Jetzt steht die Basler Politik in der Pflicht. Das ist für Stararchitekt Pierre de Meuron klar: «Es braucht nun ein Engagement der Öffentlichkeit und einen neuen Effort der Basler Politik, das Commitment des Kantons», sagt er. Das Schweizerische Architekturmuseum (SAM) müsse gerettet werden.

Neben dem Schweizerischen Sportmuseum wird auch das SAM durch Subventionsstreichungen des Bundesamts für Kultur (BAK) in seiner Existenz gefährdet. Dieses hat die Regeln verschärft und das Förderkonzept für Museen und Sammlungen geändert. Die beiden Museen werden vom Bund künftig nicht mehr berücksichtigt. Bisher erhielt das Architekturmuseum von Basel-Stadt 80 000 Franken im Jahr und vom Bund 300 000 Franken. Der Einschnitt ist entsprechend drastisch. Das Museum steht vor dem Aus.

Aus wäre «riesiger Verlust»

Für de Meuron wäre das Aus des Architekturmuseums ein «riesiger Verlust». Es sei eine unerlässliche Plattform, wo Fragen über die Gegenwart und Zukunft von Urbanität und Städtebau, von Landschaft und Territorium gestellt würden. «Mit solchen Fragen müssen sich nicht nur Fachleute, sondern muss sich die ganze Gesellschaft beschäftigen, nicht zuletzt auch die Jugend», ist de Meuron überzeugt.
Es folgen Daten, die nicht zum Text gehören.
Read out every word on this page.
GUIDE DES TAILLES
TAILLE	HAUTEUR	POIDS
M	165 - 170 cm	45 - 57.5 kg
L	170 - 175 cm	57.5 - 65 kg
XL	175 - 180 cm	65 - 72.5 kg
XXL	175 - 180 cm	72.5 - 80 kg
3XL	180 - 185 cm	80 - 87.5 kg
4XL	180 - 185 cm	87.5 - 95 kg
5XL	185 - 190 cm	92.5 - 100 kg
Zudem habe das Museum eine spezifische Geschichte in Basel, «dieser Stadt der Kunst, Kultur und Architektur: Es gehört hierher». Die Schuld an der schwierigen Situation sieht de Meuron auch bei der Basler Politik. Denn der Bund hat von Anfang an klar gemacht, dass er nur noch zahlt, wenn sich Basel in gleicher Höhe beteiligt – mit mindestens 250 000 Franken. Weil sich der Kanton bisher aber nur mit 80 000 Franken beteiligt, ist das SAM bereits durch den Raster gefallen.

«Ich bin der Meinung, dass die Basler Politik die Situation noch nicht richtig erkannt hat. Das ist enttäuschend», kommentiert de Meuron. Ergo: Mit einer Erhöhung der Subventionen um 170 000 Franken wäre die Parität zu den Mindest-Bundessub- ventionen erreicht gewesen – die dann hätten fliessen können. «So wäre mit relativ geringem Aufwand ein grosser Hebeleffekt zu erzielen gewesen.»

Pierre de Meuron steht mit seiner Kritik nicht alleine. Auch Samuel Schultze, Stiftungsratspräsident des Architekturmuseums und CEO beim Architekturbüro Burckhardt + Partner, hat Erwartungen an die Basler Politik: «Wir müssen mit den Kantonsvertretern sprechen und fragen, was ihnen das Museum wert ist. Es ist bisher eher eine ideelle Wertschätzung. Aber davon können wir uns nichts kaufen.»

Die 80 000 Franken Subventionen im Jahr seien im Vergleich zu anderen Museen sehr wenig. Wenn die Bundessubventionen wegfallen, brauche es einen grösseren Betrag, sonst sei das Museum ernsthaft bedroht. «Ein inhaltliches Museum ‹light› durchzuschleppen, ist nicht sinnvoll.»

Politiker sind bisher skeptisch

Im Basler Grossen Rat dürften solche Forderung auf wenig Begeisterung stossen. Bisher zeigten sich Kulturpolitiker skeptisch. Das Thema sei heikel, weil Baselland mit dem neuen Kulturvertrag bereits fünf Millionen Franken einsparen wolle – für die wohl ebenfalls Basel-Stadt einspringen muss. Die SVP hat sich bereits klar gegen eine Rettungsaktion für die bedrohten Museen durch den Steuerzahler ausgesprochen. Und auch auf linker Seite hält man dies für derzeit kaum mehrheitsfähig. Es brauche daher zumindest noch weitere Geldquellen.

Vom Gesamtbudget von 1,2 Millionen Franken fehle neu ein Viertel für eine inhaltlich überzeugende Museumsführung. Diese über Dritte wieder reinzuholen, dürfte nicht einfach werden, schätzt Schultze. «Es gibt viele Stiftungen in Basel. Sie befassen sich mit bildender Kunst und Sozialem, aber Architektur gehört leider kaum zu deren unterstützungswürdigen Themen.» Pierre de Meuron gibt deswegen noch lange nicht auf.

Wie Burckhardt + Partner engagiert sich das Architekturbüro Herzog & de Meuron schon heute finanziell und personell für das SAM. «Ich glaube, dass das letzte Wort noch nicht gesprochen ist», sagt de Meuron. «Wir werden uns weiter mit aller Kraft für das Museum einsetzen.»